Religionswissenschaftlich ist es für die Frage der Toleranz anderer Religionen durch­aus bedeutsam, dass das Christentum dafür kein Konzept entwickelt hat, sondern den Islam als Häresie betrachtete, der also in Kenntnis der Offenbarung diese leugne­te,[6] während im Islam ‚Völker des Buches‘ von Gott wenigstens teilweise die Offen­barung mitgeteilt bekamen und folglich in weiterem Sinne positiv zur Religion gehörten. In der Umsetzung kann das freilich steuerliche Knebelung der Dhimmis bedeuten. Ausführlich und differenziert ist das diskutiert auf S. 75-88, es fehlt allerdings die zeitgenössische Debatte zwischen Bernhard von Clairvaux und Petrus Venerabilis.[7] Im Ergebnis zeigt sich doch, dass das muslimische  Herrschaftskonzept ein anderes Grundprinzip besitzt. Hat die christliche Herrschaft etwas von der Toleranz-Politik bewahrt, obwohl ihr religiös nur ein dazu widersprüchliches Konzept (Häresie, Heiden) zur Verfügung steht? Positiv beantwortet WD das S. 237: Alfons X., genannt der Weise setzt die herrschaftliche Toleranz fort.

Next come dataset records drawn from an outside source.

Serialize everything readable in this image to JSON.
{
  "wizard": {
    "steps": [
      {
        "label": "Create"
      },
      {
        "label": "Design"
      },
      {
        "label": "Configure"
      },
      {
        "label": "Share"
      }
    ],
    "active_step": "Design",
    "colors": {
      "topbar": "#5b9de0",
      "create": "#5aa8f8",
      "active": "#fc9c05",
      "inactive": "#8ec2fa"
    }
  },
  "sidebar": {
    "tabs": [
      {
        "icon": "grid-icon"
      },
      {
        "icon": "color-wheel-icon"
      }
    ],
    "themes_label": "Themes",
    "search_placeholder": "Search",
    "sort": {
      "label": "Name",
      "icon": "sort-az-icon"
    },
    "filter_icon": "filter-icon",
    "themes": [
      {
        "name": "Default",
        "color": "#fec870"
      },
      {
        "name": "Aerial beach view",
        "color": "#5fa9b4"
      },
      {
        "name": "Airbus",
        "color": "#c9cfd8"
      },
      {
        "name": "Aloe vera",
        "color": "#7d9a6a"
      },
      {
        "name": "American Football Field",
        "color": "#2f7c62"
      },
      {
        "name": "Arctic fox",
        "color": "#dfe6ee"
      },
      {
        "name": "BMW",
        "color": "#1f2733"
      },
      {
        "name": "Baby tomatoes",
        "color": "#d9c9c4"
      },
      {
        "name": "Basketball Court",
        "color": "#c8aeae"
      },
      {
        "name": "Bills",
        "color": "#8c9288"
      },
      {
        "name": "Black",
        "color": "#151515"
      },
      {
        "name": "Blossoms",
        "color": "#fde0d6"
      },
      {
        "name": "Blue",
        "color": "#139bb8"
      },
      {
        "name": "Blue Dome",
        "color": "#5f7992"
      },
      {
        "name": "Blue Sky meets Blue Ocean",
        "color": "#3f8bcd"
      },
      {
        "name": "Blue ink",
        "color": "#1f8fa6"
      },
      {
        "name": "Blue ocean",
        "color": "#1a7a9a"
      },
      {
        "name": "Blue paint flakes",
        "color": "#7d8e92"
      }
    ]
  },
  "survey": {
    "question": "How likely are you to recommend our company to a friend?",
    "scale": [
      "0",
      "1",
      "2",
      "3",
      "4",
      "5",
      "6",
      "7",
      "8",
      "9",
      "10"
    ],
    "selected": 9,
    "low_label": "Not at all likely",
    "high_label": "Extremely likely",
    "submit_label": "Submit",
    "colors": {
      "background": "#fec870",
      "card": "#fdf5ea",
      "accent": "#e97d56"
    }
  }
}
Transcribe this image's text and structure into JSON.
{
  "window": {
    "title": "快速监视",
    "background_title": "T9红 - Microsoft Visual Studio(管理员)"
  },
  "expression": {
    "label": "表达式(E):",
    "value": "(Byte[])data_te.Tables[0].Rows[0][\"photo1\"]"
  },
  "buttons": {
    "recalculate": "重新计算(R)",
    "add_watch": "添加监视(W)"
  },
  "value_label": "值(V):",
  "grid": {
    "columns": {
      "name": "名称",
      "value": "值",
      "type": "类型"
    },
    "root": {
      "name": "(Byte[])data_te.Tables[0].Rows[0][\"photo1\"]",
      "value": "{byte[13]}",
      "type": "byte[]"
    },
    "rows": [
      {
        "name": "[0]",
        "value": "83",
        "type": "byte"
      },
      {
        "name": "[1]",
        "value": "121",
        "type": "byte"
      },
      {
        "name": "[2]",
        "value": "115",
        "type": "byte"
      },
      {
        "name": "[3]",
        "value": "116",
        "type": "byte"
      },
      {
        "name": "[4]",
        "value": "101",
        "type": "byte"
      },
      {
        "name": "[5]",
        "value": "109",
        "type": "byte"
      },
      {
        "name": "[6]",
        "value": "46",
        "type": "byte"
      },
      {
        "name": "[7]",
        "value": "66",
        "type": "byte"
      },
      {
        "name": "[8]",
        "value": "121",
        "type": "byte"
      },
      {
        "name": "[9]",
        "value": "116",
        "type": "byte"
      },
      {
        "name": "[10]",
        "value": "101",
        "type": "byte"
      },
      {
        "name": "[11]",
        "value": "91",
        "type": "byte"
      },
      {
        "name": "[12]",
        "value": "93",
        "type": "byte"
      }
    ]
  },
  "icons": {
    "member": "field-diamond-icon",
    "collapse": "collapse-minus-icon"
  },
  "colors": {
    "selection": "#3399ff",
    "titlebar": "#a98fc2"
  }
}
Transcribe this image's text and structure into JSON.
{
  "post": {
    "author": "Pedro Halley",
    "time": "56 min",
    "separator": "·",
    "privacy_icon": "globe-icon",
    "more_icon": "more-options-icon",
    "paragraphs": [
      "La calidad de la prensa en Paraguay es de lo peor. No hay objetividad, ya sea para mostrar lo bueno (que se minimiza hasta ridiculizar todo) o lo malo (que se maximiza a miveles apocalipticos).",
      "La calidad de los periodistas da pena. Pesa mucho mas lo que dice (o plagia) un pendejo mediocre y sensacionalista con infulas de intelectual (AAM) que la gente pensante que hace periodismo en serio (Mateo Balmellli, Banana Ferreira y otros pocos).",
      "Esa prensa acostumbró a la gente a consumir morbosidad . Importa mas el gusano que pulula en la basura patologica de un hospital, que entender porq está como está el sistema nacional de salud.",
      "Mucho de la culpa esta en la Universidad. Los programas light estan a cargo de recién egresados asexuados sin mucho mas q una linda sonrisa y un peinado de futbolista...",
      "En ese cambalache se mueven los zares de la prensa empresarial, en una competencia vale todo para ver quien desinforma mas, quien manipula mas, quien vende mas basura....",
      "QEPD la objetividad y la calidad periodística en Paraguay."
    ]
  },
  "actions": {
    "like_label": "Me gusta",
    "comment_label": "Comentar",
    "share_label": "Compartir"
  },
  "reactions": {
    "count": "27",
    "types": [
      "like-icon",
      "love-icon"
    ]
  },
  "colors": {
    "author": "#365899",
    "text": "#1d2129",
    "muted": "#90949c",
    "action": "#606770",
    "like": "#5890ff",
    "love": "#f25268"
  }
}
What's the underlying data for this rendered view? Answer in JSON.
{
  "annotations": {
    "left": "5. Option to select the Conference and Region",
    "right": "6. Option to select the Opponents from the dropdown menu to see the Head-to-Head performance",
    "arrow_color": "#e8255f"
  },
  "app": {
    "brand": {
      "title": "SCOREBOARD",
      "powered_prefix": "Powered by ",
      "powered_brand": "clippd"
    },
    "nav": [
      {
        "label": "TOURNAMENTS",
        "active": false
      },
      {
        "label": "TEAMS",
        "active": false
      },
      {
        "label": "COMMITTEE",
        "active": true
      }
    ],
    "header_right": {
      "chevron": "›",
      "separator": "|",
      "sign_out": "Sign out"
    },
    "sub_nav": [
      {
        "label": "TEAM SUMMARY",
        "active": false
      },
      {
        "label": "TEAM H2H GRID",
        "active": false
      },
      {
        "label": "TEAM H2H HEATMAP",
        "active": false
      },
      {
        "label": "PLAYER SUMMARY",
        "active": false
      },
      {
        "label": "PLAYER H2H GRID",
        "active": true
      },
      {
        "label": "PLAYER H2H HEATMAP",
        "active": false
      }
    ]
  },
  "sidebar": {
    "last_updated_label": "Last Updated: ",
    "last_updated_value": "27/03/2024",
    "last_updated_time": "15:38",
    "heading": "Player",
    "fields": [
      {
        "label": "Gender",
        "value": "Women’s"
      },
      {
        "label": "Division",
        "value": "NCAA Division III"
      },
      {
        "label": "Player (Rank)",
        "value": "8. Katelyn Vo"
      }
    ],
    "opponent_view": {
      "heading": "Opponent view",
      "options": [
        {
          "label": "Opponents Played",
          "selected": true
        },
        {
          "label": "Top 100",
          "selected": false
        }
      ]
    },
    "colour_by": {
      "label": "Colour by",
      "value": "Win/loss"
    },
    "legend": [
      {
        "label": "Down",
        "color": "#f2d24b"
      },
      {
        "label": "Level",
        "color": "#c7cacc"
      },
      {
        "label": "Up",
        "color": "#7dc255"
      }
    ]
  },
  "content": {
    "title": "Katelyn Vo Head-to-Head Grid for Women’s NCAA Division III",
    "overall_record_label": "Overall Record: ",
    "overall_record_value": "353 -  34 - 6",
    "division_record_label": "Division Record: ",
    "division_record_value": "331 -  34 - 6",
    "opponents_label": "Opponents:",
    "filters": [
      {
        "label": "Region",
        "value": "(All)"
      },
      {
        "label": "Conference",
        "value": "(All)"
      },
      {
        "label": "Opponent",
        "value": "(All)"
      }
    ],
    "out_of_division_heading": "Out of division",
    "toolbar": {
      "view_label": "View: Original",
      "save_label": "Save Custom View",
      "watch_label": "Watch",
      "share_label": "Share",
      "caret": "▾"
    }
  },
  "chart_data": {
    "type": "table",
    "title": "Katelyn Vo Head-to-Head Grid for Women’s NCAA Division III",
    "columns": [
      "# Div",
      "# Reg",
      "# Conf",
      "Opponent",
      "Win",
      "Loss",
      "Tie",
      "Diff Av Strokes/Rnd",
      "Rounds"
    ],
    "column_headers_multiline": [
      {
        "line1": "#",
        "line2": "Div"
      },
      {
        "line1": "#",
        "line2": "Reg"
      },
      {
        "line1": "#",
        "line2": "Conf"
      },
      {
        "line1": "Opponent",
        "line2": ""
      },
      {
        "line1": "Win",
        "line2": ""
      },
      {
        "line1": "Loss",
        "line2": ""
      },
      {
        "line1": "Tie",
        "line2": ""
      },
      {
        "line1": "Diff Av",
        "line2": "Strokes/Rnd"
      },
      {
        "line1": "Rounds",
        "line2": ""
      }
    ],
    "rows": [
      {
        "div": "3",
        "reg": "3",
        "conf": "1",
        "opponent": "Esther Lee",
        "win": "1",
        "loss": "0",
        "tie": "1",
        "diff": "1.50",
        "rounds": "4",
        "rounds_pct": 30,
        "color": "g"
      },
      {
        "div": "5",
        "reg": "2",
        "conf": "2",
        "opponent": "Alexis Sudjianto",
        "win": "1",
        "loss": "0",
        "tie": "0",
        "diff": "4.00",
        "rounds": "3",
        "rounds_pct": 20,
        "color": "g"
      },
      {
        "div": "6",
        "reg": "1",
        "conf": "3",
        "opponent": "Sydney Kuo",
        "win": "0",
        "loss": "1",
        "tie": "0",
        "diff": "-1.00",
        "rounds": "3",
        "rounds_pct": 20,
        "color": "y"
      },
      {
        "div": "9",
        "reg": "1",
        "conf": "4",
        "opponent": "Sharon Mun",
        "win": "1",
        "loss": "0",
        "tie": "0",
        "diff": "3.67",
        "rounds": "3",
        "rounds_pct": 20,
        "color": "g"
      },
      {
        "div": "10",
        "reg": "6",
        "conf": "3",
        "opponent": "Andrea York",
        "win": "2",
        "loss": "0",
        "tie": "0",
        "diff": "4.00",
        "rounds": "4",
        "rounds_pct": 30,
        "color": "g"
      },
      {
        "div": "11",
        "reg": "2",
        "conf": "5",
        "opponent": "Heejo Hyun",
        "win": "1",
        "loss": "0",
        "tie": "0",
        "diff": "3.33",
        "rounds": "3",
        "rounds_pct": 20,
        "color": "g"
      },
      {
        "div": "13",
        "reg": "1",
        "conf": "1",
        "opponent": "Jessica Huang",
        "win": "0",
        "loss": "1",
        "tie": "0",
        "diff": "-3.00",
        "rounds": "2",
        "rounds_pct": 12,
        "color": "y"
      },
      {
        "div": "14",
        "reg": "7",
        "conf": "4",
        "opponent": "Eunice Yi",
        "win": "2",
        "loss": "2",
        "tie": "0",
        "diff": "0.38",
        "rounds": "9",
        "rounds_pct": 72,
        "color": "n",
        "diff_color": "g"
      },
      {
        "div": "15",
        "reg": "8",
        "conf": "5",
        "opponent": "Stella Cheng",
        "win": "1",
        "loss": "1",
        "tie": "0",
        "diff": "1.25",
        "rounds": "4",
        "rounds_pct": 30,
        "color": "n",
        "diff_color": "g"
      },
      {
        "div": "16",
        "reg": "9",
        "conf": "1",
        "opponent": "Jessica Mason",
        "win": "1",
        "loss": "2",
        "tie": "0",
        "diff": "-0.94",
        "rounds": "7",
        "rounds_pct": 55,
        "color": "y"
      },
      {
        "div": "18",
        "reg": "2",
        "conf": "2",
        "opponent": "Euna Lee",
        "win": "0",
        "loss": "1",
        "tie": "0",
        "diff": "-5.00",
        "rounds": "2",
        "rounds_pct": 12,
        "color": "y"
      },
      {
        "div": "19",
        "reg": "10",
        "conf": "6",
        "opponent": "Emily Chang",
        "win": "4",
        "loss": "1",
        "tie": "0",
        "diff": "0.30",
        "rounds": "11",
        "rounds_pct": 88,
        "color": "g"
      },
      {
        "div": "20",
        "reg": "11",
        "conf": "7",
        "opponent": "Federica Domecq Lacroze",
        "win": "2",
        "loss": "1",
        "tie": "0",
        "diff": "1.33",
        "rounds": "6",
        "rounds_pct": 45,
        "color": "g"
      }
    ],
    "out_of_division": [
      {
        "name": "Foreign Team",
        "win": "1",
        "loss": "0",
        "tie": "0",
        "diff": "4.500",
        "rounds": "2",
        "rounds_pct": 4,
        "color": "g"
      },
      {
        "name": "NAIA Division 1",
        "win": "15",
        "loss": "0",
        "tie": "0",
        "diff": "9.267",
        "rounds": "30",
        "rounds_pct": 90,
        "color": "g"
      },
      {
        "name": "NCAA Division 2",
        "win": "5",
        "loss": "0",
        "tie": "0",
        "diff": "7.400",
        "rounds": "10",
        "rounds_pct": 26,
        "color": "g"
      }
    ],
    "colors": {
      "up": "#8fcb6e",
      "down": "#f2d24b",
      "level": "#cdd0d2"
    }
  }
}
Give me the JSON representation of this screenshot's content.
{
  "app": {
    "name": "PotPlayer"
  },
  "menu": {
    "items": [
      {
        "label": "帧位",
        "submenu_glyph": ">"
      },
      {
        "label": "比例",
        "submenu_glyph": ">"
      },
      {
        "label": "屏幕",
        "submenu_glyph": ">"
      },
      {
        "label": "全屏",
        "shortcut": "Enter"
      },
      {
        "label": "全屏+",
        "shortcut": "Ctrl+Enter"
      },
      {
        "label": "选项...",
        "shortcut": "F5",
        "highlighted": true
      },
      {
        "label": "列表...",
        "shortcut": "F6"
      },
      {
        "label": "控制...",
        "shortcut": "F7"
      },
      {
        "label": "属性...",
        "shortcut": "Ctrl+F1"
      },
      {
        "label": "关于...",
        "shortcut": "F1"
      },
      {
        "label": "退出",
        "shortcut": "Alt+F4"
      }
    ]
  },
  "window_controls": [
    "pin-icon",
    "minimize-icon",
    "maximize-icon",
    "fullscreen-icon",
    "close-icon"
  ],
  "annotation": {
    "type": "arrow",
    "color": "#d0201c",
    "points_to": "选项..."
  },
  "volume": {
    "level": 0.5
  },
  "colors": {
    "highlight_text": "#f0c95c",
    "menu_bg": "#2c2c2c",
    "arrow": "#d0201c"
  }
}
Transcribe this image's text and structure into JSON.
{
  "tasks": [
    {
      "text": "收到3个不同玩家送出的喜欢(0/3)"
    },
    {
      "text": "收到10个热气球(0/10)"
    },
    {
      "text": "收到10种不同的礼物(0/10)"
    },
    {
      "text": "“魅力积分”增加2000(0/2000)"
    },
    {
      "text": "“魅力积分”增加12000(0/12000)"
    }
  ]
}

WD untersucht einen Umbruch an dem konkreten Fall der lokalen Religionsge­schich­te einer Stadt, Sevilla, die 1248 von den christlichen Königen Spaniens erobert wurde. Dort hatten seit hundert Jahren die Almohaden ihr Herrschaftszentrum auf­gebaut und damit sind schon zwei islamische Epochen zu unterscheiden, denn die älteste Moschee der Stadt ist nach der Gründungsinschrift auf 829 zu datieren. Mit der christlichen Eroberung der Stadt ändern sich aber nicht nur die Herrschafts­verhältnisse, sondern auch die Mehrheiten: Ein großer Teil der Muslime verlässt die Stadt, so dass die Muslime zur Minderheit werden, genauso wie die Juden immer eine Minderheit bildeten,[8] sowohl unter islamischer wie unter christlicher Herrschaft, während die Christen zur Mehrheit werden.  So entstehen nach der Eroberung durch die christlichen Könige wieder zwei Epochen: die Regierung des ‚weisen‘ Alfonso X. und das Judenpogrom 1391.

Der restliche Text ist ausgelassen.